In this screenshot, I see that each of these products are separate to themselves, and each row is individual to itself.
First you will need to go into the Power Query by clicking on Transform Data.
Now click on Add Column, then Index Column.
You will see three options come up from the index column button. From 0, From 1, and Custom. These are the starting points from your column. Most of the time you should be using the From 1 selection, but the other two are options if your data is messy. I am going to click on the From 1.
This will create a new column, and make sure that the type is Text, and you rename your column. We want this column to be a text column because we are not going to do an aggregation on this column. This just creates another assurance that someone will understand this if the report is passed onto another report builder.
Now you have an ID column that you can use to help create relationships in your data. To use this, you can create a relationship that connects the product names so that you can use your Product ID.
The main reason I don’t like to use this method is because you are still needing to create relationships with the product name. You can avoid this by instead using conditional columns, but that can be tedious.
This example will be using existing data to create a key for your tables and fields. To do this, you will need a specific column already present. This can be an ID for a sale, product, customer, etc.
In our starting data, we have a sales table that we want to create a product table from. In this situation, I know that all my products have been sold in this list, so I know that all my Product IDs are in this sales table. This is important because if I hadn’t sold one of my products, then my key won’t have that product ID in it.
First, we are going to duplicate our query. To do that right click on the query name and select Duplicate.
Now rename your new query to Product Key.
In our Product Key table, we can remove all the columns that aren’t related to each of the specific products. I am removing Everything except for my Product Name, Product Number, and Product Origin.
Now we are going to do a remove duplicates on the Product Number. This will remove any Product IDs that are repeated in the data set. This step is important to do because it allows for a One-to-Many relationship. If you don’t do this, you will have a Many-to-Many relationship as described in the Common Problems section above.
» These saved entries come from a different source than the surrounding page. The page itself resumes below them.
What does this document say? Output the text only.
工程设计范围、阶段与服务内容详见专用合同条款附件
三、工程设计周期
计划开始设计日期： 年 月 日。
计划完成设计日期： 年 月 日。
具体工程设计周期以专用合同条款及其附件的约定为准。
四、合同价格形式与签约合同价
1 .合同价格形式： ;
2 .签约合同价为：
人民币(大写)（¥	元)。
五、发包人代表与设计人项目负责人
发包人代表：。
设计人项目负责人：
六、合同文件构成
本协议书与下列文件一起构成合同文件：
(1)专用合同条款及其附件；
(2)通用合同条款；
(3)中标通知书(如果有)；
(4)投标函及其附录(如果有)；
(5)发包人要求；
Now we are going to do a Group By to make sure that we don’t have any duplicates in our dataset. To do this go to Transform and click on Group By. Then we are first going to do a count of our Product Number.
To make sure that there aren’t any duplicates, click on the dropdown in the Count Column, then select Load More if possible (I have a smaller dataset, so my Data is all loaded). Then if you only see a “1” you are good to go, but if you see anything other than “1”, filter by that number and start troubleshooting and try removing duplicates on the dataset again.
Now we can remove the step by clicking on the “X” in the applied steps.
If you want, you can also group by the name to see if there are any products with the same name. This may become important later when you are creating graphs and you want to use the product name.
Once we have checked that our Product Key has all the columns that we want, we can hit Close and Apply.
Now you can use this field to create relationships between. If you want to see how to do that you can read the EPM Blog about Basic Relationship Building.
Row Specific Columns are a must have in any report and allow for so many more combinations of data through relationships. If you don’t already have a key built or your data, the walkthrough examples are great to use, and if you do, understanding the abilities of your data becomes very important when using Power BI Desktop.